Минуту-две я медлил с ответом. Порвать со старым другом? Это было бы ужасно. Однако сейчас я обязан решительно воспротивиться его намерениям. Простит ли он мне когда-нибудь мое предательство? Пока он хранит удивительное спокойствие, но я-то знаю, какая невероятная у него выдержка.

— Пуаро, — начал я, — простите меня. Вы правы, я дурно поступил с вами. Но порой у человека просто нет выбора. Что же касается дальнейшего, то мне придется вести свою собственную линию.

Пуаро слушал меня, кивая головой.

— Понимаю, — сказал он.

Насмешливый огонек, который светился в его взгляде, внезапно угас, и он заговорил с неожиданной добротой и искренностью:

— Кажется, вы влюбились, мой друг, а? Правда, видимо, вы совсем иначе представляли себе это чувство. Ваше воображение, наверное, рисовало вам любовь как сплошное ликование.

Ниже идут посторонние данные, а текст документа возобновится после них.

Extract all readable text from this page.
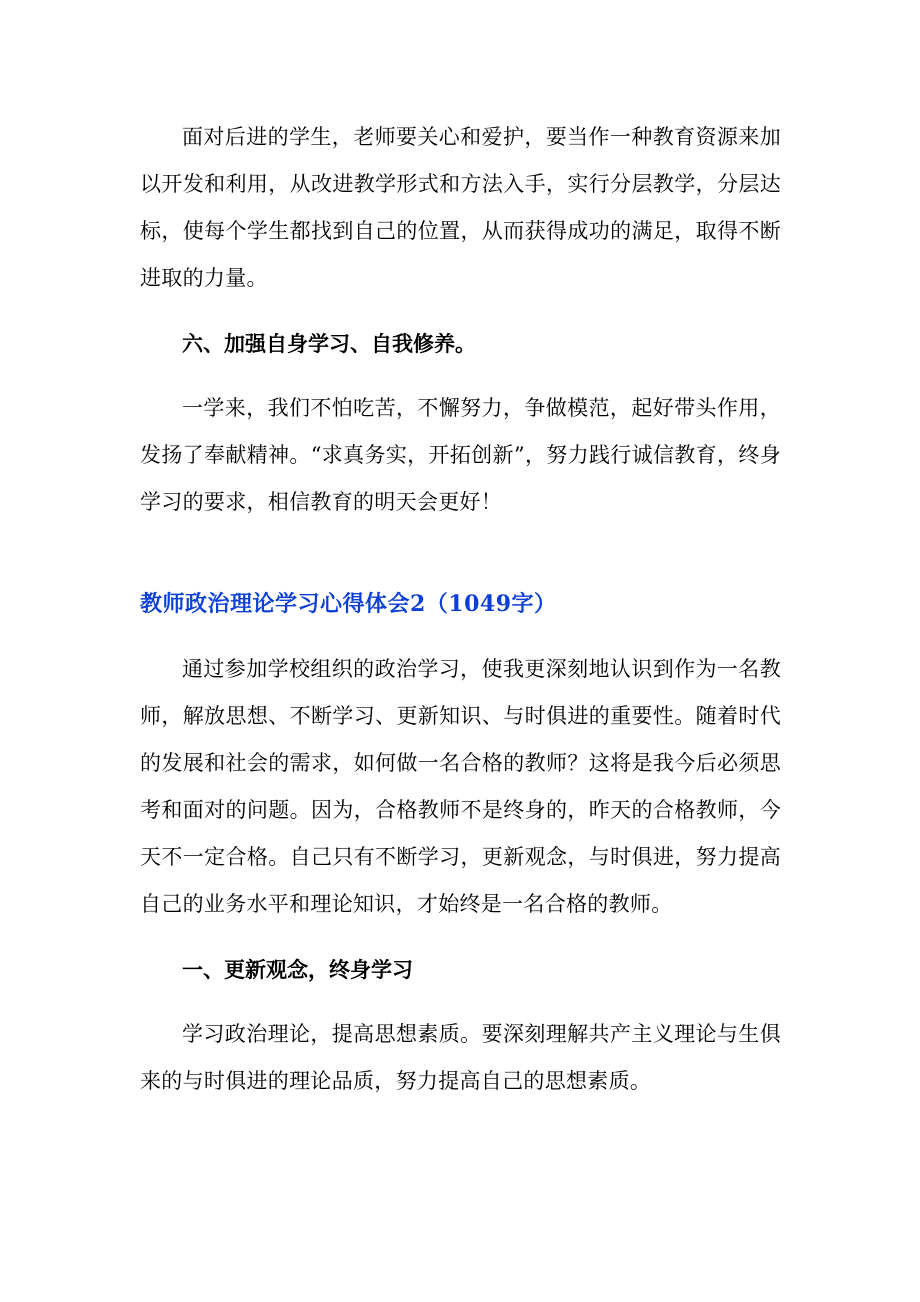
面对后进的学生，老师要关心和爱护，要当作一种教育资源来加以开发和利用，从改进教学形式和方法入手，实行分层教学，分层达标，使每个学生都找到自己的位置，从而获得成功的满足，取得不断进取的力量。

六、加强自身学习、自我修养。

一学来，我们不怕吃苦，不懈努力，争做模范，起好带头作用，发扬了奉献精神。“求真务实，开拓创新”，努力践行诚信教育，终身学习的要求，相信教育的明天会更好！

教师政治理论学习心得体会2（1049字）

通过参加学校组织的政治学习，使我更深刻地认识到作为一名教师，解放思想、不断学习、更新知识、与时俱进的重要性。随着时代的发展和社会的需求，如何做一名合格的教师？这将是我今后必须思考和面对的问题。因为，合格教师不是终身的，昨天的合格教师，今天不一定合格。自己只有不断学习，更新观念，与时俱进，努力提高自己的业务水平和理论知识，才始终是一名合格的教师。

一、更新观念，终身学习

学习政治理论，提高思想素质。要深刻理解共产主义理论与生俱来的与时俱进的理论品质，努力提高自己的思想素质。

Но трагедия и смерть омрачили ваше чувство. Да-да, я ведь предупреждал вас. Когда я понял, что нож взяла эта девушка, я вас предупредил. Вы, вероятно, помните. Но, видимо, было уже слишком поздно. Однако скажите же мне, что вы узнали у мисс Дьювин?

И я ответил, глядя прямо ему в глаза:

— Можете говорить что угодно, Пуаро, меня ничего не удивит. Учтите это. И если вы намерены снова пуститься на поиски мисс Дьювин, мне хотелось бы, чтобы вы знали: она не замешана в этом преступлении, и таинственная незнакомка, посетившая мосье Рено в вечер убийства, вовсе не мисс Дьювин. В тот самый день я возвращался из Франции вместе с нею, и мы вечером расстались на вокзале Виктория, так что она никак не могла быть той ночью в Мерлинвиле.

— Ну-ну… — сказал Пуаро, задумчиво глядя на меня. — И вы могли бы подтвердить это в суде под присягой?

— Да, мог бы.

Пуаро встал и отвесил мне низкий поклон.

— Mon ami! Vive l'amour![249] Она творит чудеса. Решительно заявляю: ваша версия — чудо изобретательности. И я, Эркюль Пуаро, склоняю перед вами голову.

Глава 23

Новые испытания

Момент высшего душевного подъема неизбежно сменяется некоторой подавленностью. Спать я лег с сознанием одержанной победы. Пробуждение мое, однако, было не столь безоблачным — я вдруг ясно осознал, с какими трудностями предстоит мне столкнуться в скором будущем. Правда, мое внезапное озарение, кажется, обеспечивало Белле безупречное алиби. Нужно только твердо стоять на своем, и тогда пусть кто-нибудь попробует обвинить ее.

Тем не менее я чувствовал, что должен быть начеку. Пуаро не из тех, кто легко сдает свои позиции. Так или иначе, он приложит все усилия, чтобы взять верх, причем сделает это с присущей ему ловкостью и именно в тот момент, когда я меньше всего этого ожидаю.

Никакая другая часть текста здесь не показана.